Катя всю ночь печатала исправленный вариант, а через неделю сценарист заявился с букетом и вином.
— Приняли! И особенно знаете что хвалили? Ваш эпизод!
— Ну что вы! Я…
— Ваш эпизод, не спорьте! И если бы не вы… Словом, приглашаю вас на просмотр…
— Мне одного билета мало, — улыбнулась Катя. — У нас в квартире семь звонков.
Они пили вино, «Тутс» шутил, и Катюша была счастлива. И чем темнее становилось за окном, тем все оживленнее делалась Катя, и сердце ее стучало так, как не стучало уже давно. С войны.
А он совсем не торопился уходить, сбегал еще и за шампанским и ловко рассказывал смешные истории.

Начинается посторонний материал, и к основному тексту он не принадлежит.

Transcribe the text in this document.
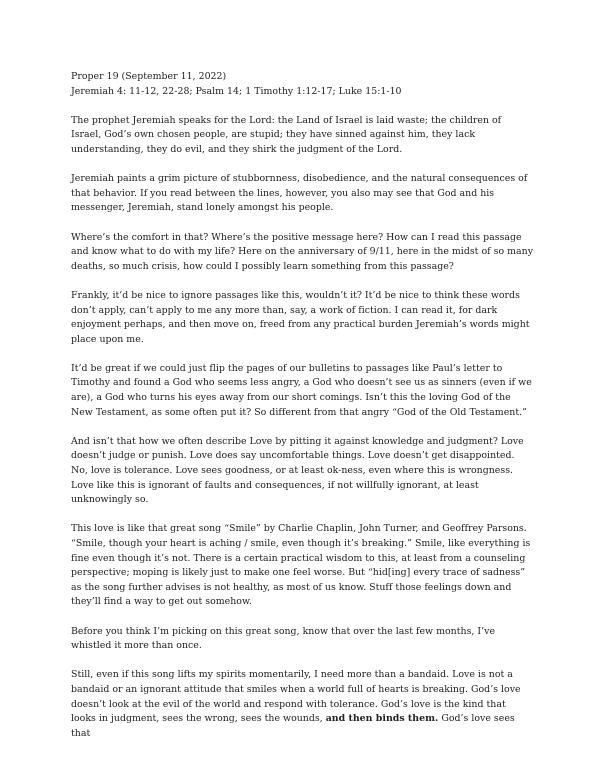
Proper 19 (September 11, 2022)

Jeremiah 4: 11-12, 22-28; Psalm 14; 1 Timothy 1:12-17; Luke 15:1-10

The prophet Jeremiah speaks for the Lord: the Land of Israel is laid waste; the children of Israel, God’s own chosen people, are stupid; they have sinned against him, they lack understanding, they do evil, and they shirk the judgment of the Lord.

Jeremiah paints a grim picture of stubbornness, disobedience, and the natural consequences of that behavior. If you read between the lines, however, you also may see that God and his messenger, Jeremiah, stand lonely amongst his people.

Where’s the comfort in that? Where’s the positive message here? How can I read this passage and know what to do with my life? Here on the anniversary of 9/11, here in the midst of so many deaths, so much crisis, how could I possibly learn something from this passage?

Frankly, it’d be nice to ignore passages like this, wouldn’t it? It’d be nice to think these words don’t apply, can’t apply to me any more than, say, a work of fiction. I can read it, for dark enjoyment perhaps, and then move on, freed from any practical burden Jeremiah’s words might place upon me.

It’d be great if we could just flip the pages of our bulletins to passages like Paul’s letter to Timothy and found a God who seems less angry, a God who doesn’t see us as sinners (even if we are), a God who turns his eyes away from our short comings. Isn’t this the loving God of the New Testament, as some often put it? So different from that angry “God of the Old Testament.”

And isn’t that how we often describe Love by pitting it against knowledge and judgment? Love doesn’t judge or punish. Love does say uncomfortable things. Love doesn’t get disappointed. No, love is tolerance. Love sees goodness, or at least ok-ness, even where this is wrongness. Love like this is ignorant of faults and consequences, if not willfully ignorant, at least unknowingly so.

This love is like that great song “Smile” by Charlie Chaplin, John Turner, and Geoffrey Parsons. “Smile, though your heart is aching / smile, even though it’s breaking.” Smile, like everything is fine even though it’s not. There is a certain practical wisdom to this, at least from a counseling perspective; moping is likely just to make one feel worse. But “hid[ing] every trace of sadness” as the song further advises is not healthy, as most of us know. Stuff those feelings down and they’ll find a way to get out somehow.

Before you think I’m picking on this great song, know that over the last few months, I’ve whistled it more than once.

Still, even if this song lifts my spirits momentarily, I need more than a bandaid. Love is not a bandaid or an ignorant attitude that smiles when a world full of hearts is breaking. God’s love doesn’t look at the evil of the world and respond with tolerance. God’s love is the kind that looks in judgment, sees the wrong, sees the wounds, and then binds them. God’s love sees that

Катя хохотала, боялась, что он уйдет, и боялась, что останется, боялась его и боялась себя.
— Ох, как поздно! — спохватился он в первом часу. — Пожалуй, меня к друзьям-то и не пустят. Может, мне к соседу вашему попроситься? Он, кажется, один…
— Зачем же? — сказала Катя, с ужасом услышав, как спокойно звучит ее голос. — Я вам постелю на диване.

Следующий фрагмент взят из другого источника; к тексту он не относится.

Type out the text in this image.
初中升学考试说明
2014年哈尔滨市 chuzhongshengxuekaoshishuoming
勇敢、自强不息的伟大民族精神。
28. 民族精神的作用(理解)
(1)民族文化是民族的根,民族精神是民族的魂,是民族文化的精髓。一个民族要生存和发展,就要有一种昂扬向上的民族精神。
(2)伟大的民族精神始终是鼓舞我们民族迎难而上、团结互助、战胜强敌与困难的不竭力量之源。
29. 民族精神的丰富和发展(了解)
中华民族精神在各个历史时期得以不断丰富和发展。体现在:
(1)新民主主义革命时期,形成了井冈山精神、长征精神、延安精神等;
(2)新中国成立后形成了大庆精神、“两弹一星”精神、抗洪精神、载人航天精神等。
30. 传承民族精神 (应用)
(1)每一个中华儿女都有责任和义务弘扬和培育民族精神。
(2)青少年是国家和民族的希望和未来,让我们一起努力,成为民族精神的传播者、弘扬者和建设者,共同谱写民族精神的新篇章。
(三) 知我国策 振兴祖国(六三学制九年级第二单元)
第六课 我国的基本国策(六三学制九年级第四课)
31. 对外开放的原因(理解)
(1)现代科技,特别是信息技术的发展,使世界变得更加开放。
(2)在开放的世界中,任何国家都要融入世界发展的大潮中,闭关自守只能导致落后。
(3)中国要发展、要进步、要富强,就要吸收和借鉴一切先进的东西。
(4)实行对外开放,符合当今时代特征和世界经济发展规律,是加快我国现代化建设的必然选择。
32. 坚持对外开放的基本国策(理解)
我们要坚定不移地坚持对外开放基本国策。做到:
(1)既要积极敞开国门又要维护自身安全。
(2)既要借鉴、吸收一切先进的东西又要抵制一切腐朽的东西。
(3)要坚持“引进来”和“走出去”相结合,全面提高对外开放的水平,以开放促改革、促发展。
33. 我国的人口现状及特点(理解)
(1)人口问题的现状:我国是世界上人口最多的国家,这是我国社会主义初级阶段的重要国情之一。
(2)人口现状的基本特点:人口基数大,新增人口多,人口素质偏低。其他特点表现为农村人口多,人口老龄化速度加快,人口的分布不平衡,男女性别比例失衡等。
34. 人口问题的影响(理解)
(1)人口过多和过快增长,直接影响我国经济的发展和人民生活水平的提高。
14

Она постелила две постели, но проснулись они в одной. Как всякая женщина, Катюша знала, что так оно и будет, и, как всякая женщина, верила, что утром случится что-то очень важное, а если и не случится, то хоть бы прозвучит.
Но утром ничего не прозвучало. «Мистер Тутс» был суетлив и очень торопился по важным делам. И в этой суетливости было что-то невыносимо оскорбительное.
Больше он никогда не появлялся и не звонил… Катя упорно старалась думать о другом, о светлом, но горечь росла помимо ее желания и воли. И тогда она впервые во всеуслышание назвала свою машинку «старой „Олимпией“ с той интонацией, которая осталась навсегда. И стала носить очки.
А фильм она все-таки посмотрела. Правда, не премьеру, потому что билетов ей никто не прислал. Сцена, которую она придумала, была, но от этого горечь, засевшая в ней, словно всплыла наружу, и на картине той плакала она одна, хотя финал был оптимистическим и жизнеутверждающим, как и положено в кино.
И больше решительно ничего не случилось в ее жизни. Сын двоюродной сестры окончил институт и уехал, а двойняшки весело вышли замуж. Они никогда не бывают у нас, но Катя озабоченно говорит, что второй трудно живется, и зарабатывает ей ночами на кооперативную квартиру.
— Семь экземпляров. У меня хорошая машинка. У меня старая «Олимпия».
Если вам надо что-нибудь отпечатать, заходите: Катюша никогда не откажет. Наш дом за спиной ультрасовременных гигантов из стекла и бетона. Подниметесь на самый верх по крутой лестнице со стертыми каменными ступенями и сразу увидите дверь, на косяке которой — табличка с семью фамилиями, и только одна из этих фамилий с мужским окончанием. Моя. Только одна, потому что из нашего дома, подвалы которого до сих пор пахнут порохом 1812 года, а стены — горечью 41-го, мужчины уходили навсегда.
А фамилия… Какая разница, какая у нее фамилия? Она — Катюша, а это имя очень многое значило для нас. Очень многое.